When military recruiting is at an all-time low, some claim they don’t even need the numerous incentives being offered to join.
Recruiters have used many unorthodox means to get the attention of possible candidates, such as paying the “Island Boys” for a recruiting video and creating funny content for TikTok.
But it seems some lower enlisted are doing a great job at luring potential recruits unintentionally.
This week, one young Airman reached over 7 million people with a video on TikTok and users said watching her was enough for them to sign up.
Airman Koroell, who goes by @luvvv.jayk on TikTok, posted a parody video of her getting dressed in her uniform.
“I picked these cargo pants because I thought they went really well with the tan shirt,” she says in the video.
Her video takes the mundane part of every service member’s morning routine and pretends as if she had a choice in her outfit, and accessorizing it with her patches and cap.
“But of course you know I had to add a belt,” she said. “So you know the belt actually makes it go really well -you know- it matches the shirt; it matches the cargo pants and it just pulls it all together.”
@luvvv.jayk ootd!!! #airforce #miltok #fyp #fypシ ♬ original sound – Vivian Bobe
The video received overwhelmingly positive reactions from male users, but not likely due to its clever humor.
“Where can I sign up for the military,” one user wrote.
“Just signed my papers for the Air Force, see y’all in 4 years,” another wrote
One user’s reaction to her video was so compelling, that Koroell thought it warranted a response video.
“Air Force mommy?” the user wrote.
“WTF, did you just call me mommy?” she wrote in the response video.
But not all comments were about her looks; some asked for advice.
A female TikToker asked for help on joining the military. “Any tips on joining the air force?,” she wrote. “I rlly don’t know how to go about it and i’ve been wanting to get in badly.”
No one will likely know whether or not the supporters of her video will actually join the military but the facts that are known, are that most people can’t.

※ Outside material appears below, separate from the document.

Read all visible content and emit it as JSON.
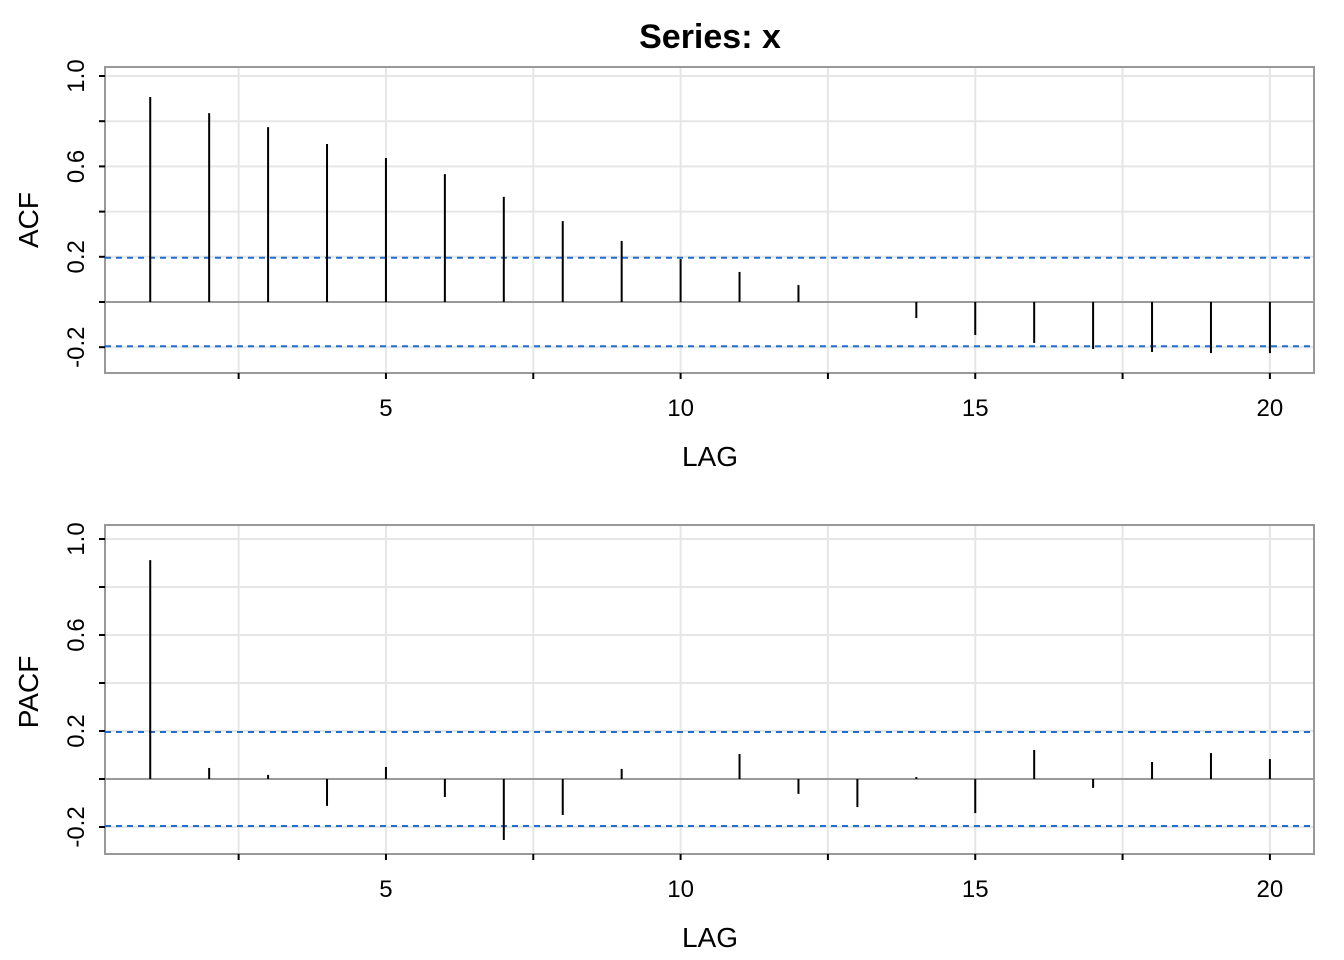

Only 23% of young Americans fully meet the Army’s eligibility requirements and even less for the Air Force.
“Our ‘qualified and waiting’ list is about half of what it has been historically, lead conversions are down, propensity has dipped, unemployment is down, our public engagement and time in schools is at an all-time low, and we’ve had two years of limited recruiter training opportunities,” Maj. Gen. Ed Thomas told Air Force Recruiting Service in a letter at the beginning of the year.